In Luke’s gospel, Jesus tells Martha that there is only one thing necessary and Mary has chosen it. Our Passionist constitutions therefore calls us to focus on Jesus ‘the one gift necessary’, “who showed us love by becoming poor for our sakes”. We carry this ‘Crucified Love’ in our prayers, community life and ministry as of absolute importance relying solely on the grace of God. This very act of surrender ‘to live simply so others may simply live’ brings us blessings of a hundredfold—as promised by the one who calls us.

TOMY Kanjarathungal is a Passionist priest from the Indian Province who is currently a member of the Passionist International Community at Highgate

The Memory of the Passion

During his visit to Rome, St Paul of the Cross was turned away from the Quirinal Palace after his desire to see the Congregation approved by the Pope. He turned his steps towards the Basilica of St Mary Major where he prayed and asked for guidance before the famed icon of the “Salus Populi Romani”. 

It was here that Our Holy Father and Founder made a fourth vow to keep alive the Memory of the Passion of Jesus—the Memoria Passionis—as we do the same, today.
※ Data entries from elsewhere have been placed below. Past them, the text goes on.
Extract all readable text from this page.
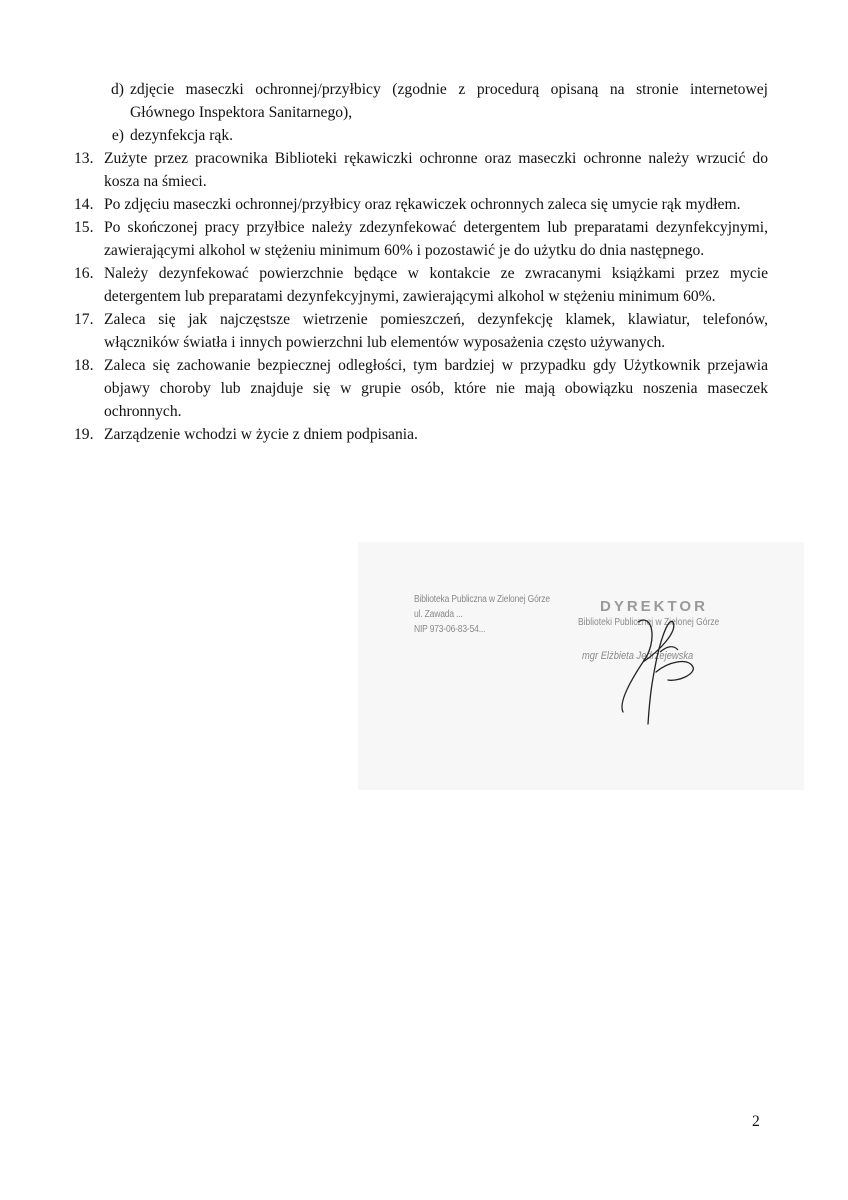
d) zdjęcie maseczki ochronnej/przyłbicy (zgodnie z procedurą opisaną na stronie internetowej Głównego Inspektora Sanitarnego),
e) dezynfekcja rąk.
13. Zużyte przez pracownika Biblioteki rękawiczki ochronne oraz maseczki ochronne należy wrzucić do kosza na śmieci.
14. Po zdjęciu maseczki ochronnej/przyłbicy oraz rękawiczek ochronnych zaleca się umycie rąk mydłem.
15. Po skończonej pracy przyłbice należy zdezynfekować detergentem lub preparatami dezynfekcyjnymi, zawierającymi alkohol w stężeniu minimum 60% i pozostawić je do użytku do dnia następnego.
16. Należy dezynfekować powierzchnie będące w kontakcie ze zwracanymi książkami przez mycie detergentem lub preparatami dezynfekcyjnymi, zawierającymi alkohol w stężeniu minimum 60%.
17. Zaleca się jak najczęstsze wietrzenie pomieszczeń, dezynfekcję klamek, klawiatur, telefonów, włączników światła i innych powierzchni lub elementów wyposażenia często używanych.
18. Zaleca się zachowanie bezpiecznej odległości, tym bardziej w przypadku gdy Użytkownik przejawia objawy choroby lub znajduje się w grupie osób, które nie mają obowiązku noszenia maseczek ochronnych.
19. Zarządzenie wchodzi w życie z dniem podpisania.
Biblioteka Publiczna w Zielonej Górze
ul. Zawada ...
NIP 973-06-83-54...
DYREKTOR
Biblioteki Publicznej w Zielonej Górze
mgr Elżbieta Jędrzejewska
2
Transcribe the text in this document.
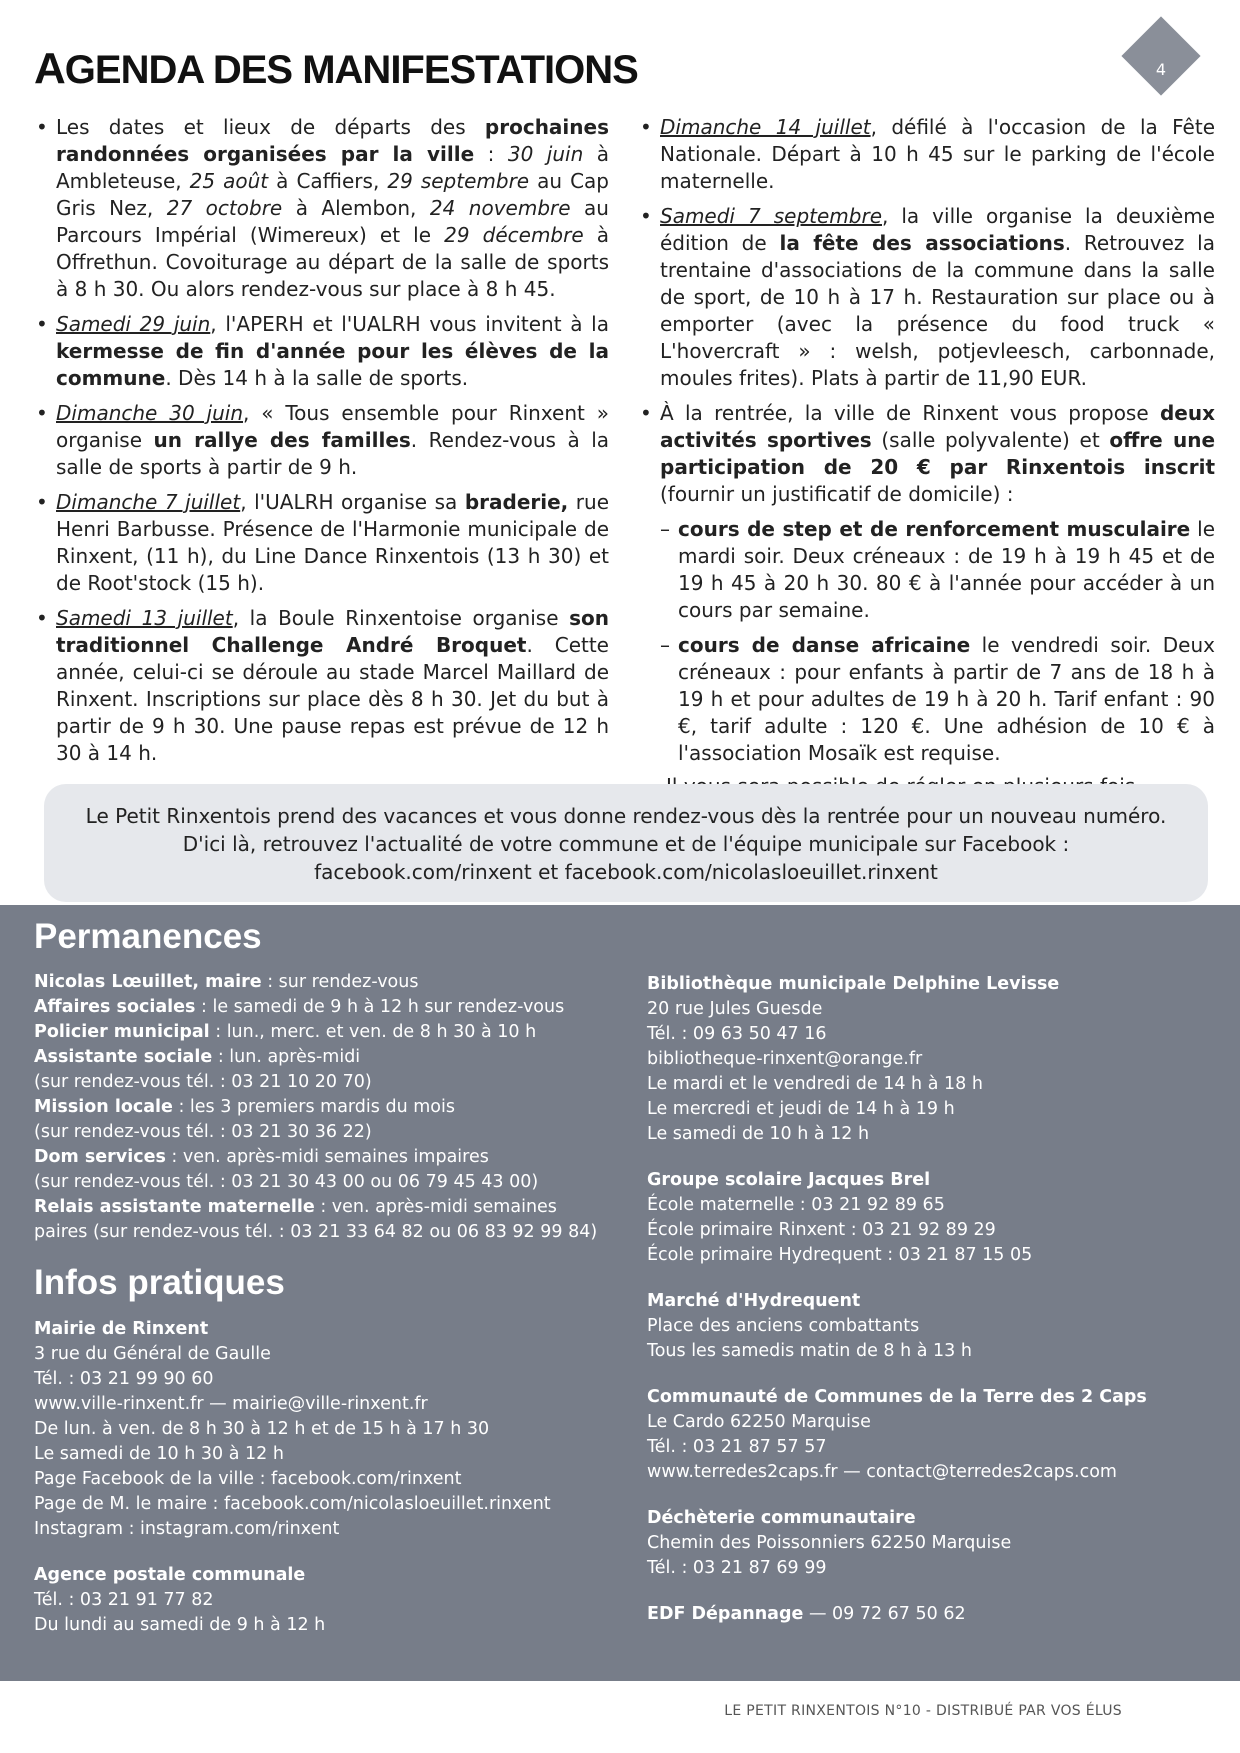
AGENDA DES MANIFESTATIONS	4
• Les dates et lieux de départs des prochaines randonnées organisées par la ville : 30 juin à Ambleteuse, 25 août à Caffiers, 29 septembre au Cap Gris Nez, 27 octobre à Alembon, 24 novembre au Parcours Impérial (Wimereux) et le 29 décembre à Offrethun. Covoiturage au départ de la salle de sports à 8 h 30. Ou alors rendez-vous sur place à 8 h 45.
• Samedi 29 juin, l'APERH et l'UALRH vous invitent à la kermesse de fin d'année pour les élèves de la commune. Dès 14 h à la salle de sports.
• Dimanche 30 juin, « Tous ensemble pour Rinxent » organise un rallye des familles. Rendez-vous à la salle de sports à partir de 9 h.
• Dimanche 7 juillet, l'UALRH organise sa braderie, rue Henri Barbusse. Présence de l'Harmonie municipale de Rinxent, (11 h), du Line Dance Rinxentois (13 h 30) et de Root'stock (15 h).
• Samedi 13 juillet, la Boule Rinxentoise organise son traditionnel Challenge André Broquet. Cette année, celui-ci se déroule au stade Marcel Maillard de Rinxent. Inscriptions sur place dès 8 h 30. Jet du but à partir de 9 h 30. Une pause repas est prévue de 12 h 30 à 14 h.
• Dimanche 14 juillet, défilé à l'occasion de la Fête Nationale. Départ à 10 h 45 sur le parking de l'école maternelle.
• Samedi 7 septembre, la ville organise la deuxième édition de la fête des associations. Retrouvez la trentaine d'associations de la commune dans la salle de sport, de 10 h à 17 h. Restauration sur place ou à emporter (avec la présence du food truck « L'hovercraft » : welsh, potjevleesch, carbonnade, moules frites). Plats à partir de 11,90 EUR.
• À la rentrée, la ville de Rinxent vous propose deux activités sportives (salle polyvalente) et offre une participation de 20 € par Rinxentois inscrit (fournir un justificatif de domicile) :
– cours de step et de renforcement musculaire le mardi soir. Deux créneaux : de 19 h à 19 h 45 et de 19 h 45 à 20 h 30. 80 € à l'année pour accéder à un cours par semaine.
– cours de danse africaine le vendredi soir. Deux créneaux : pour enfants à partir de 7 ans de 18 h à 19 h et pour adultes de 19 h à 20 h. Tarif enfant : 90 €, tarif adulte : 120 €. Une adhésion de 10 € à l'association Mosaïk est requise.
Le Petit Rinxentois prend des vacances et vous donne rendez-vous dès la rentrée pour un nouveau numéro.
D'ici là, retrouvez l'actualité de votre commune et de l'équipe municipale sur Facebook :
facebook.com/rinxent et facebook.com/nicolasloeuillet.rinxent
Permanences

Nicolas Lœuillet, maire : sur rendez-vous

Affaires sociales : le samedi de 9 h à 12 h sur rendez-vous

Policier municipal : lun., merc. et ven. de 8 h 30 à 10 h

Assistante sociale : lun. après-midi

(sur rendez-vous tél. : 03 21 10 20 70)

Mission locale : les 3 premiers mardis du mois

(sur rendez-vous tél. : 03 21 30 36 22)

Dom services : ven. après-midi semaines impaires

(sur rendez-vous tél. : 03 21 30 43 00 ou 06 79 45 43 00)

Relais assistante maternelle : ven. après-midi semaines

paires (sur rendez-vous tél. : 03 21 33 64 82 ou 06 83 92 99 84)

Infos pratiques

Mairie de Rinxent

3 rue du Général de Gaulle

Tél. : 03 21 99 90 60

www.ville-rinxent.fr — mairie@ville-rinxent.fr

De lun. à ven. de 8 h 30 à 12 h et de 15 h à 17 h 30

Le samedi de 10 h 30 à 12 h

Page Facebook de la ville : facebook.com/rinxent

Page de M. le maire : facebook.com/nicolasloeuillet.rinxent

Instagram : instagram.com/rinxent

Agence postale communale

Tél. : 03 21 91 77 82

Du lundi au samedi de 9 h à 12 h

Bibliothèque municipale Delphine Levisse

20 rue Jules Guesde

Tél. : 09 63 50 47 16

bibliotheque-rinxent@orange.fr

Le mardi et le vendredi de 14 h à 18 h

Le mercredi et jeudi de 14 h à 19 h

Le samedi de 10 h à 12 h

Groupe scolaire Jacques Brel

École maternelle : 03 21 92 89 65

École primaire Rinxent : 03 21 92 89 29

École primaire Hydrequent : 03 21 87 15 05

Marché d'Hydrequent

Place des anciens combattants

Tous les samedis matin de 8 h à 13 h

Communauté de Communes de la Terre des 2 Caps

Le Cardo 62250 Marquise

Tél. : 03 21 87 57 57

www.terredes2caps.fr — contact@terredes2caps.com

Déchèterie communautaire

Chemin des Poissonniers 62250 Marquise

Tél. : 03 21 87 69 99

EDF Dépannage — 09 72 67 50 62

LE PETIT RINXENTOIS N°10 - DISTRIBUÉ PAR VOS ÉLUS
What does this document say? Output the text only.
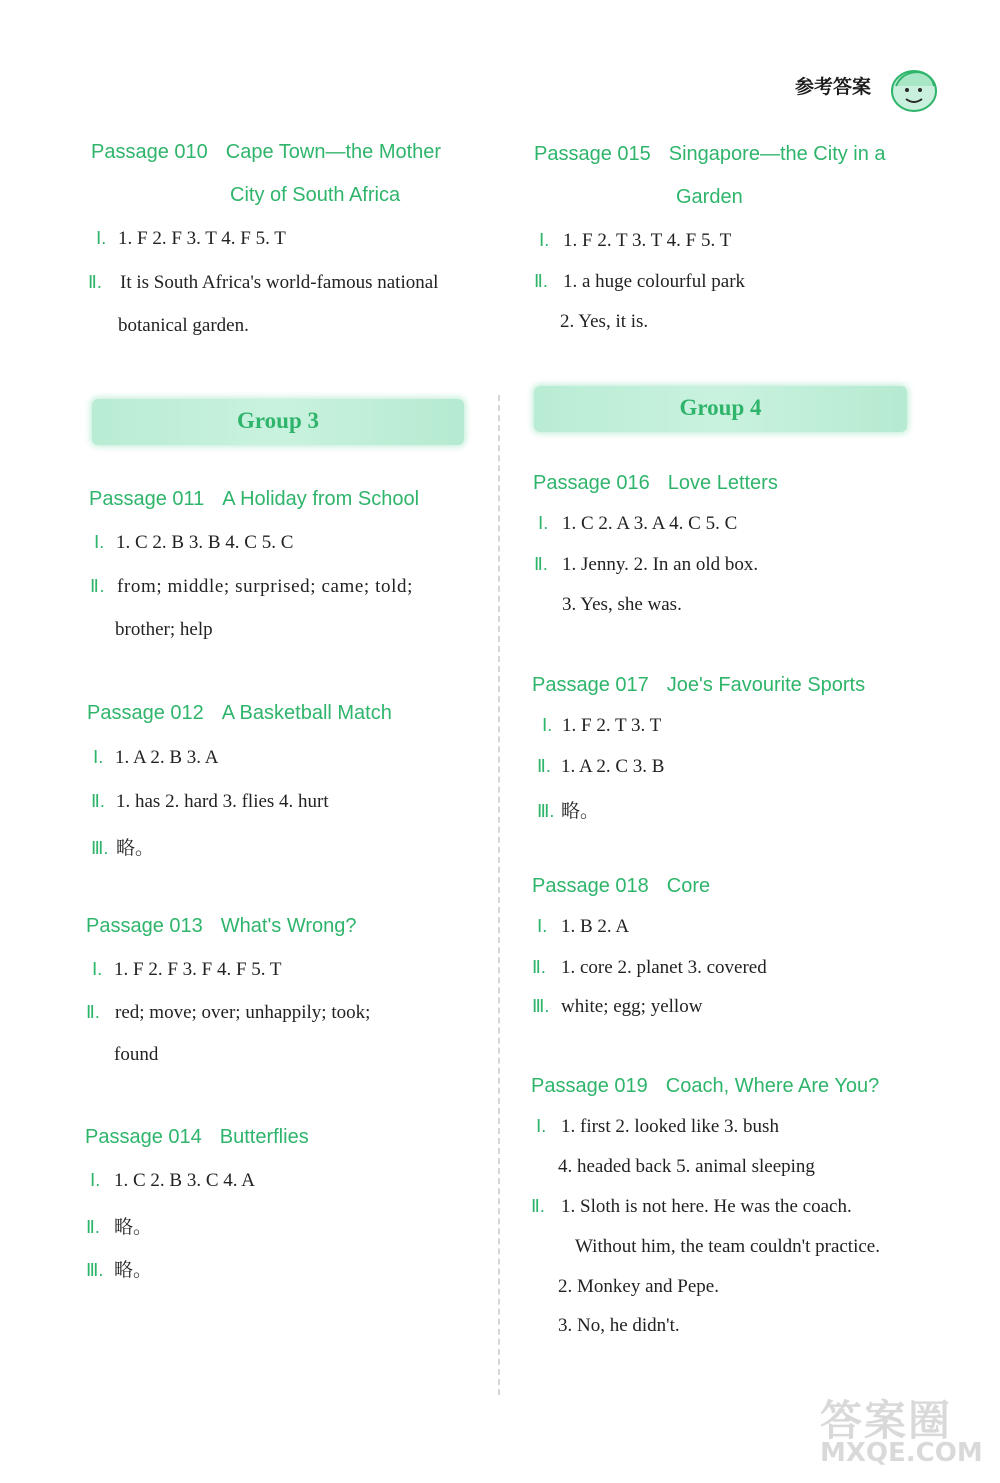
参考答案
Passage 010 Cape Town—the Mother
City of South Africa
Ⅰ. 1. F 2. F 3. T 4. F 5. T
Ⅱ. It is South Africa's world-famous national
botanical garden.
Group 3
Passage 011 A Holiday from School
Ⅰ. 1. C 2. B 3. B 4. C 5. C
Ⅱ. from; middle; surprised; came; told;
brother; help
Passage 012 A Basketball Match
Ⅰ. 1. A 2. B 3. A
Ⅱ. 1. has 2. hard 3. flies 4. hurt
Ⅲ. 略。
Passage 013 What's Wrong?
Ⅰ. 1. F 2. F 3. F 4. F 5. T
Ⅱ. red; move; over; unhappily; took;
found
Passage 014 Butterflies
Ⅰ. 1. C 2. B 3. C 4. A
Ⅱ. 略。
Ⅲ. 略。
Passage 015 Singapore—the City in a
Garden
Ⅰ. 1. F 2. T 3. T 4. F 5. T
Ⅱ. 1. a huge colourful park
2. Yes, it is.
Group 4
Passage 016 Love Letters
Ⅰ. 1. C 2. A 3. A 4. C 5. C
Ⅱ. 1. Jenny. 2. In an old box.
3. Yes, she was.
Passage 017 Joe's Favourite Sports
Ⅰ. 1. F 2. T 3. T
Ⅱ. 1. A 2. C 3. B
Ⅲ. 略。
Passage 018 Core
Ⅰ. 1. B 2. A
Ⅱ. 1. core 2. planet 3. covered
Ⅲ. white; egg; yellow
Passage 019 Coach, Where Are You?
Ⅰ. 1. first 2. looked like 3. bush
4. headed back 5. animal sleeping
Ⅱ. 1. Sloth is not here. He was the coach.
Without him, the team couldn't practice.
2. Monkey and Pepe.
3. No, he didn't.
答案圈
MXQE.COM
As Passionists, we keep alive the memory of the sufferings of Jesus in many ways; including by the witness of our distinctive habit. We are dressed in black because we are in mourning for the death of Jesus.

I believe this vow is of real importance today, when so many people have lost their sense of love and belonging. People are searching for love, and also desire to feel loved; the Passion, and the Cross—an infinite work of love—is where we need to look to see just how much we are loved by Christ. 

We can keep alive the memory of the Passion in so many other ways in our time: by being with and accompanying suffering people who have lost hope (just like our Mother of Sorrows, who accompanied her son to Calvary and stayed with him to the end). We pray with them, support them with our presence, and bring them to an encounter with Jesus Crucified through our preaching and ministry. 

Keeping alive the memory of the Passion is to give witness to the infinite love of Christ for us by which he laid down his life for us upon the Cross.

CIAN HENNESSY is a Passionist novice who is part of the community at Tobar Mhuire Retreat Centre, Northern Ireland.